Questo Le Roux forse è un bugiardo, ma delizioso e di successo. Traffica dapprima con la corte danese, ne diventa ammiraglio a 29 anni. Non gli basta. Cambia scenario, arma un vascello e lo ritroviamo nell’Oceano Indiano ad azzuffarsi con altre salamandre, inglesi portoghesi francesi e i loro imperi, quelli non di cartapesta e ceralacca. Maneggia, per ingolosire i Savoia di cui certo conosce gli appetiti, una ciurma di pirati anglosassoni che garantisce pronti ad abbordare chiunque. In diuturni pericoli di essere impiccati sognano patenti che li trasformino in ben più rispettati corsari. I pirati: una cultura di uomini senza padrone, rivoluzionari ante litteram, sospesi tra il diavolo e il mare. Sulle navi gli uomini avevano assaggiato per la prima volta in massa il lavoro salariato. E avevano tentato di ribellarsi. Al conte d’Esneval andavano a sangue.

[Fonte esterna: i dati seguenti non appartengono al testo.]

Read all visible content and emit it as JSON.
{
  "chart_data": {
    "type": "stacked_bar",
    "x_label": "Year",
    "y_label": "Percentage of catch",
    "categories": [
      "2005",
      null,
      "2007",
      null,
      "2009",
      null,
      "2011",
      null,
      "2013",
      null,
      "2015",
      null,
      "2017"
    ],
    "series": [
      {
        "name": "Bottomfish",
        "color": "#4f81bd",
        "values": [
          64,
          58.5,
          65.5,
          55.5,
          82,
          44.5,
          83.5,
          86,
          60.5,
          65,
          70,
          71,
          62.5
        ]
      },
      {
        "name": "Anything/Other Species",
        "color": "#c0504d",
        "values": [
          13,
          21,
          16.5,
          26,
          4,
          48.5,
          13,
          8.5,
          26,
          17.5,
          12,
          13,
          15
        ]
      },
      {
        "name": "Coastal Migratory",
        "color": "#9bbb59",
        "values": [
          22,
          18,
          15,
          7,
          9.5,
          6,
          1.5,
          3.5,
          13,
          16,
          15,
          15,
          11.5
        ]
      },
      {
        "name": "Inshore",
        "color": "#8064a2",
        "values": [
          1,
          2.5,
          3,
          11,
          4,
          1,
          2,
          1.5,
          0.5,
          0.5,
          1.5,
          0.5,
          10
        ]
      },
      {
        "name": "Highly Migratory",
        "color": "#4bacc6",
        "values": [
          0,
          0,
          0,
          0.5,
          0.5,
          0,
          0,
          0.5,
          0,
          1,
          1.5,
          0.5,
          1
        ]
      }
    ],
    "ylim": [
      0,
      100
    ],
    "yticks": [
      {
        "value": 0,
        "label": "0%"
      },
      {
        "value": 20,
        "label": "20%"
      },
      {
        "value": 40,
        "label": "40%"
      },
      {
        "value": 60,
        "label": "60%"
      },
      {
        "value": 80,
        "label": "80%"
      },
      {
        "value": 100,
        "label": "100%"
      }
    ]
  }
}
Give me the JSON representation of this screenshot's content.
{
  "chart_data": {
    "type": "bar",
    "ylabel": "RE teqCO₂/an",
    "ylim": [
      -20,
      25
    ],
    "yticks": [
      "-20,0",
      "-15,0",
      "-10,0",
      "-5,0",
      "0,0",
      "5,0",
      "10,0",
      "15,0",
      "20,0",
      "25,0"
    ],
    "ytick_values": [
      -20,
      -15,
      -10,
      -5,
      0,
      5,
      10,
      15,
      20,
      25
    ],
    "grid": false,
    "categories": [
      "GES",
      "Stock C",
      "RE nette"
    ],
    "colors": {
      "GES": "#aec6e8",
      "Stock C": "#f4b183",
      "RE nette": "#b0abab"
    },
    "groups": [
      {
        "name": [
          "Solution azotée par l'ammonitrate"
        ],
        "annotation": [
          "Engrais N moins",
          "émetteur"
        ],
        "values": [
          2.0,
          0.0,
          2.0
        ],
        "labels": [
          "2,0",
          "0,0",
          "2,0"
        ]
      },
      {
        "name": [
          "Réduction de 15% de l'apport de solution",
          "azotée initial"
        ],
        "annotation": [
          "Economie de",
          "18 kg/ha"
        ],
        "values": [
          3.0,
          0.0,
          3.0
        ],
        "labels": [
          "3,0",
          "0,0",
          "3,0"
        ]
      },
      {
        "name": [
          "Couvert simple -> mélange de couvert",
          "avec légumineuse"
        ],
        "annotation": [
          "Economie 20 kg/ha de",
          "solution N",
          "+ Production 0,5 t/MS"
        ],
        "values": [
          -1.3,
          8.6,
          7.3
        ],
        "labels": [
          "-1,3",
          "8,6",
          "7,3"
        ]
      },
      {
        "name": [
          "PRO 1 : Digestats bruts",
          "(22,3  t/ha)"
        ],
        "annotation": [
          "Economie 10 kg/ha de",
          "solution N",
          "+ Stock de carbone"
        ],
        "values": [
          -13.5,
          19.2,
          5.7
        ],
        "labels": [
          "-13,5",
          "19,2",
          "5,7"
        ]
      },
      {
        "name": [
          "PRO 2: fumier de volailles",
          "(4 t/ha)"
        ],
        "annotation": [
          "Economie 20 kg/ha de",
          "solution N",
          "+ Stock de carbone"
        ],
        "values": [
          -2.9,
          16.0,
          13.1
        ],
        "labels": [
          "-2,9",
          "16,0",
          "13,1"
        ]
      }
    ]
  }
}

Ce lo immaginiamo, il conte, anche se non esistono ritratti: imparruccato, occhi di carbone, sul ponte del vascello pirata, mentre infuria l’oceano spumoso, cattivo. Tutto intorno a lui parla di misfatti, di fughe, di cattivi incontri, calamità, vendette. Ecco la pasta che adoriamo, il coktail dei talenti settecenteschi, sicumera malizia ciurmeria generosità coraggio successo e impotenza. Cataloghetto che ben riconoscete: ma questo è Casanova! È un personaggio il conte d’Esneval, una specie di favolista stregonesco e lunatico capace di mantenersi in piedi sul discrimine che separa la realtà dall’inganno, la storia dalla leggenda.
Eroe burrascoso e vociferante, viaggia il globo a rotta di collo, dopo il nulla di fatto in Madagascar, commercia armi con l’Etiopia, risale le cateratte del Nilo e anticipa le passioni faraoniche che i savants di Napoleone consacreranno. Non gli sfuggono nemmeno riverberi balcanici dove guerreggia, a fianco di un Savoia, Eugenio, contro i turchi. Ultimi fuochi en dentelles prima che a Parigi una rivoluzione percorresse come un rastrello la storia del mondo.